A judge has ruled that UKIP is to be jointly and severally liable alongside Jane Collins, MEP, for part of a £670,000 legal bill run up by Sarah Champion, Sir Kevin Barron and John Healey (the “Labour MPs”) who accused Jane Collins of slander and libel following her speech at the UKIP party conference in 2014.
The quantum of the liability has yet to be determined but it is expected to be up to £200,000. The impact of the Order is reported in the press to be a significant blow to the party’s financial position.
As discussed in our recent article on third party costs liability (found here), the court may use its discretion to order that a non-party, also referred to as a third party, pay costs (section 51 of the Senior Courts Act 1981).
This provision recognises that a third party funding litigation and receiving the benefit of it should also bear the risks of the claim i.e. the costs associated with bringing it.

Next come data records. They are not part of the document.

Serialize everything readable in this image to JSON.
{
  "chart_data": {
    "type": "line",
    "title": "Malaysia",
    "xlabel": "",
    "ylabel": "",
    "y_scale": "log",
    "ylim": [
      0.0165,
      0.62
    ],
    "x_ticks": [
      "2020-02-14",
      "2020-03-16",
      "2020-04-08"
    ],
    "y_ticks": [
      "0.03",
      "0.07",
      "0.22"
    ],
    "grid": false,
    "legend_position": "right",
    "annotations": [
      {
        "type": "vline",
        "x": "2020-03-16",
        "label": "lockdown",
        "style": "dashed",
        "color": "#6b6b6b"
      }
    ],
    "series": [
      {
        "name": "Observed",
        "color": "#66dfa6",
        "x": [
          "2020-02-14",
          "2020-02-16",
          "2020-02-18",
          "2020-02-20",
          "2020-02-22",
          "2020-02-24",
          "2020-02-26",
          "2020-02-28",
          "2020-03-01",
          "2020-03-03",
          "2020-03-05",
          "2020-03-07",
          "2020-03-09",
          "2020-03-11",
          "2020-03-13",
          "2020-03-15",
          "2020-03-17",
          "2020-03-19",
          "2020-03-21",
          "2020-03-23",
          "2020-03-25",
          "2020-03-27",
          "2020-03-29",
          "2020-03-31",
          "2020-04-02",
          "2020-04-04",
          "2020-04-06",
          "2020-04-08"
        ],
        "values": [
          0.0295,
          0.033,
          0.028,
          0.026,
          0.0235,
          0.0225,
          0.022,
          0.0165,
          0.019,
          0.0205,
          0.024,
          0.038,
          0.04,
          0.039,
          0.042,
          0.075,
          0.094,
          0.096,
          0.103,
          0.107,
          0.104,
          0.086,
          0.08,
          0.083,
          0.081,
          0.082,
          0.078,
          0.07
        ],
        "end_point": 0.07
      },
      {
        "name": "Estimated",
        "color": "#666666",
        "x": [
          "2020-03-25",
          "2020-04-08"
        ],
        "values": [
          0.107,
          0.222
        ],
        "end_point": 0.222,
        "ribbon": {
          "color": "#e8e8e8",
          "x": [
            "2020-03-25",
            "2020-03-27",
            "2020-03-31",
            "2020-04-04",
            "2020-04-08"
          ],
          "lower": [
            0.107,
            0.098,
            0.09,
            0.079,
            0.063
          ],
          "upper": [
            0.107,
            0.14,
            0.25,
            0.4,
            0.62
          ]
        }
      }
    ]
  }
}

The Labour MPs brought an action against Jane Collins in 2014 and following long-running litigation she was ordered to pay damages of £54,000 to each of the Labour MPs plus an interim payment on account of their costs of £120,000. Jane Collins failed to pay and the Labour MPs sought a third party costs order against UKIP having become aware of its involvement and it having funded part of Jane Collins defence of their proceedings. The Labour MP’s full costs claim runs to nearly £670,000.
At a hearing this month, UKIP was made jointly and severally liable with Jane Collins for the Labour MPs costs incurred during specific time periods where UKIP’s actions were felt to have been material. The court made the liability order having been satisfied that “deliberate and calculated decisions” were taken by UKIP so as to “ensure for Party political and specifically electoral reasons that the claimants’ action should not be settled before the General Election”. UKIP’s involvement was such that it took UKIP’s role away from being classified as a pure funder (as UKIP had contended) and into the realms of controlling the course of the action for its own ends, thereby justifying the making of the discretionary third party costs order.
This is yet another example of a third party costs order being made. The case should sound a note of caution for others who may be considering whether to become involved with funding litigation or otherwise entering into arrangements to enable a party to pursue or defend a claim.
Before taking such a step you should apprise yourself of the risk of inadvertently creating a costs liability. A failure to appreciate the position could be extremely costly.